Sistem sekuler inilah yang menyebabkan pola pikir para remaja semakin tidak Islami bahkan jauh dari agamanya. Tidakkah kita sangat mencita-citakan para remaja penerus generasi bangsa menjadi pemuda muslim yang tangguh dalam akhlak dan keyakinannya? Dan tentunya tidaklah mungkin kesemuanya akan terwujud jika sistem yang ada belum berlandasan syari’at Islam, hukum Allah SWT, pedoman paling sempurna dan yang terbaik dari Sang Pencipta kita.
“Apakah hukum jahiliah yang mereka kehendaki, dan (hukum) siapakah yang lebih baik dari pada (hukum) Allah bagi orang-orang yang yakin?” (QS. Al-Baqarah: 50)
Tidakkah kita merindukan sosok-sosok pemuda tangguh dan hebat seperti sosok Zubar bin Awwam. Ia adalah seorang pemuda teman diskusi Rasulullah, anggota pasukan berkuda, tentara yang pemberani, pemimpin dakwah Islam di zamannya dalam usia 15 tahun.
Sementara Thalhah bin Ubaidillah, seorang pembesar utama barisan Islam di Makkah, singa podium yang handal, pelindung Nabi saat perang Uhud berkecamuk, mendapat julukan dari Rasulullah: Thalhah si pemurah, Thalhah si dermawan di usianya yang masih sangat muda.
Zaid bin Tsabit, pemuda jenius mahir baca tulis. Hingga Rasulullah bersabda memberi perintah: “Wahai Zaid, tulislah…”. Ia mendapat tugas sangat berat, menghimpun wahyu, di usia 21 tahun. Begitupun Muhammad Al Fatih, yang yakin akan janji Rasulullah terbukti melalui tangannya, merubuhkan digjaya Konstantinopel yang tak pernah terkalahkan di usia 21 tahun memimpin lebih dari 250 ribu pasukan.
Dan kisah Mush’ab bin Umair pemuda kaya raya dengan wajah paling tampan di kota Mekah. Kemudian ketika Islam datang, ia jual dunianya dengan kekalnya kebahagiaan di akhirat.
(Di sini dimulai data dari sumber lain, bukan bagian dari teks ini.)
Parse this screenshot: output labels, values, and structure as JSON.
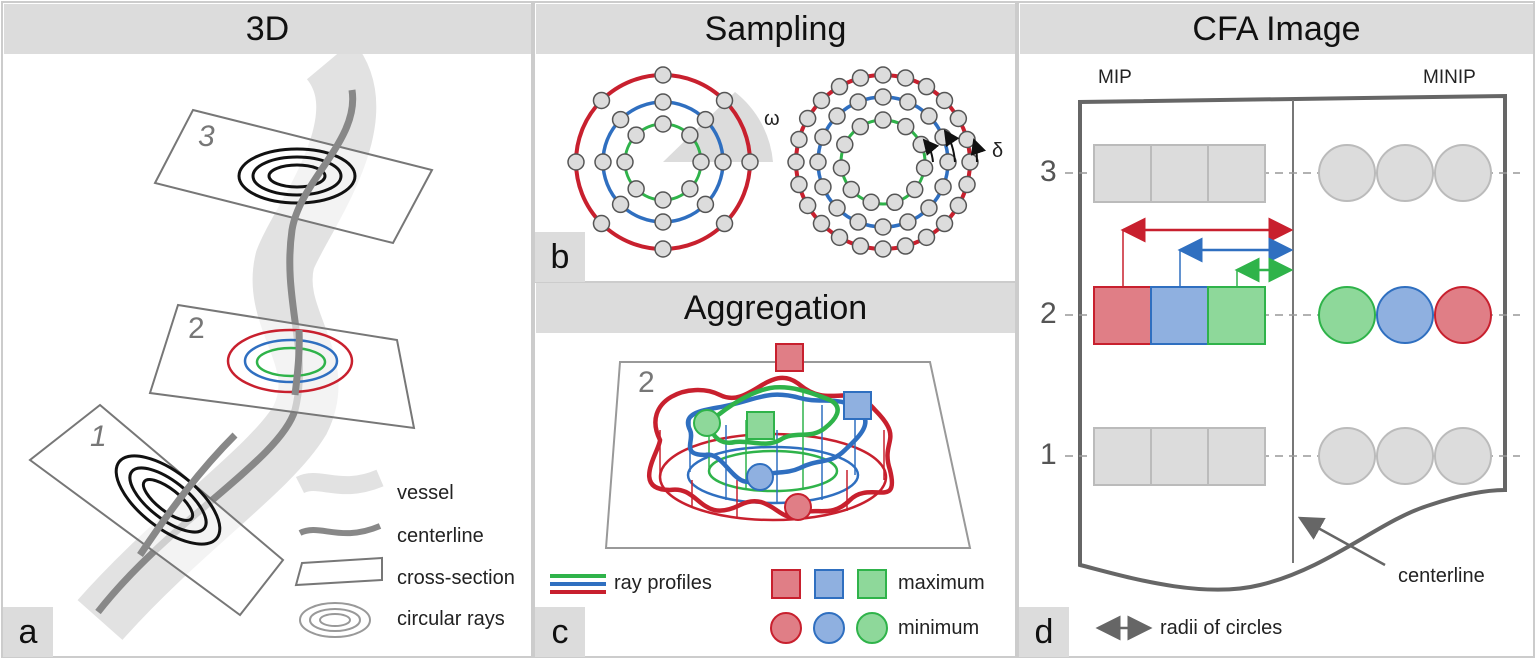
{
  "panels": {
    "a": {
      "title": "3D",
      "tag": "a",
      "slices": [
        "1",
        "2",
        "3"
      ],
      "legend": [
        "vessel",
        "centerline",
        "cross-section",
        "circular rays"
      ]
    },
    "b": {
      "title": "Sampling",
      "tag": "b",
      "omega": "ω",
      "delta": "δ"
    },
    "c": {
      "title": "Aggregation",
      "tag": "c",
      "slice": "2",
      "legend": {
        "ray_profiles": "ray profiles",
        "maximum": "maximum",
        "minimum": "minimum"
      }
    },
    "d": {
      "title": "CFA Image",
      "tag": "d",
      "mip": "MIP",
      "minip": "MINIP",
      "rows": [
        "3",
        "2",
        "1"
      ],
      "centerline": "centerline",
      "radii": "radii of circles"
    }
  },
  "colors": {
    "red": "#c8202e",
    "blue": "#2f6fc0",
    "green": "#2fb34a",
    "red_fill": "#e07e86",
    "blue_fill": "#8fb0e0",
    "green_fill": "#8ed89a",
    "gray_fill": "#dcdcdc",
    "gray_line": "#999999"
  }
}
Mush’ab adalah salah satu sahabat Nabi yang memiliki kecerdasan dan ilmu yang mendalam. Tidak heran Rasulullah menunjuknya untuk menjadi duta pertama Islam berda’wah di Madinah.
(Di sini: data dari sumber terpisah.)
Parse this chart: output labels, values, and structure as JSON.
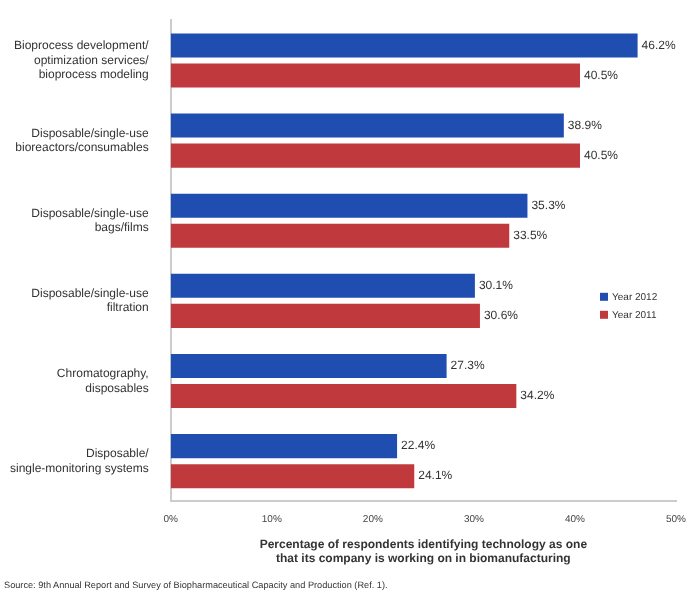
{
  "chart_data": {
    "type": "bar",
    "orientation": "horizontal",
    "categories": [
      "Bioprocess development/\noptimization services/\nbioprocess modeling",
      "Disposable/single-use\nbioreactors/consumables",
      "Disposable/single-use\nbags/films",
      "Disposable/single-use\nfiltration",
      "Chromatography,\ndisposables",
      "Disposable/\nsingle-monitoring systems"
    ],
    "series": [
      {
        "name": "Year 2012",
        "color": "#1f4db0",
        "values": [
          46.2,
          38.9,
          35.3,
          30.1,
          27.3,
          22.4
        ],
        "value_labels": [
          "46.2%",
          "38.9%",
          "35.3%",
          "30.1%",
          "27.3%",
          "22.4%"
        ]
      },
      {
        "name": "Year 2011",
        "color": "#c0393d",
        "values": [
          40.5,
          40.5,
          33.5,
          30.6,
          34.2,
          24.1
        ],
        "value_labels": [
          "40.5%",
          "40.5%",
          "33.5%",
          "30.6%",
          "34.2%",
          "24.1%"
        ]
      }
    ],
    "xlim": [
      0,
      50
    ],
    "xticks": [
      {
        "value": 0,
        "label": "0%"
      },
      {
        "value": 10,
        "label": "10%"
      },
      {
        "value": 20,
        "label": "20%"
      },
      {
        "value": 30,
        "label": "30%"
      },
      {
        "value": 40,
        "label": "40%"
      },
      {
        "value": 50,
        "label": "50%"
      }
    ],
    "xlabel": "Percentage of respondents identifying technology as one\nthat its company is working on in biomanufacturing",
    "legend": "right",
    "grid": false,
    "annotations": [
      "Source: 9th Annual Report and Survey of Biopharmaceutical Capacity and Production (Ref. 1)."
    ]
  }
}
Seharusnya kisa-kisah luar biasa di atas bisa dijadikan teladan untuk para pemuda khususnya yang masih remaja bahkan sejak usia dini. Betapa para pemuda dengan ilmu dan akhlaknya akan mampu menggenggam dunia. Kuatnya iman dan aqidah akan mampu menjadi perisai diri dari kemaksiatan yang melanggar aturan agamanya.
Tugas kitalah sebagai orang tua bisa membimbing untuk mewujudkannya. Untuk kutipan terakhir sebagai penutup, “Sesungguhnya kehidupan pemuda itu, demi Allah hanya dengan ilmu dan taqwa. Karena apabila dua hal itu tidak ada, pemuda tidak dianggap hadir dalam kehidupan” (Imam Syafi’i).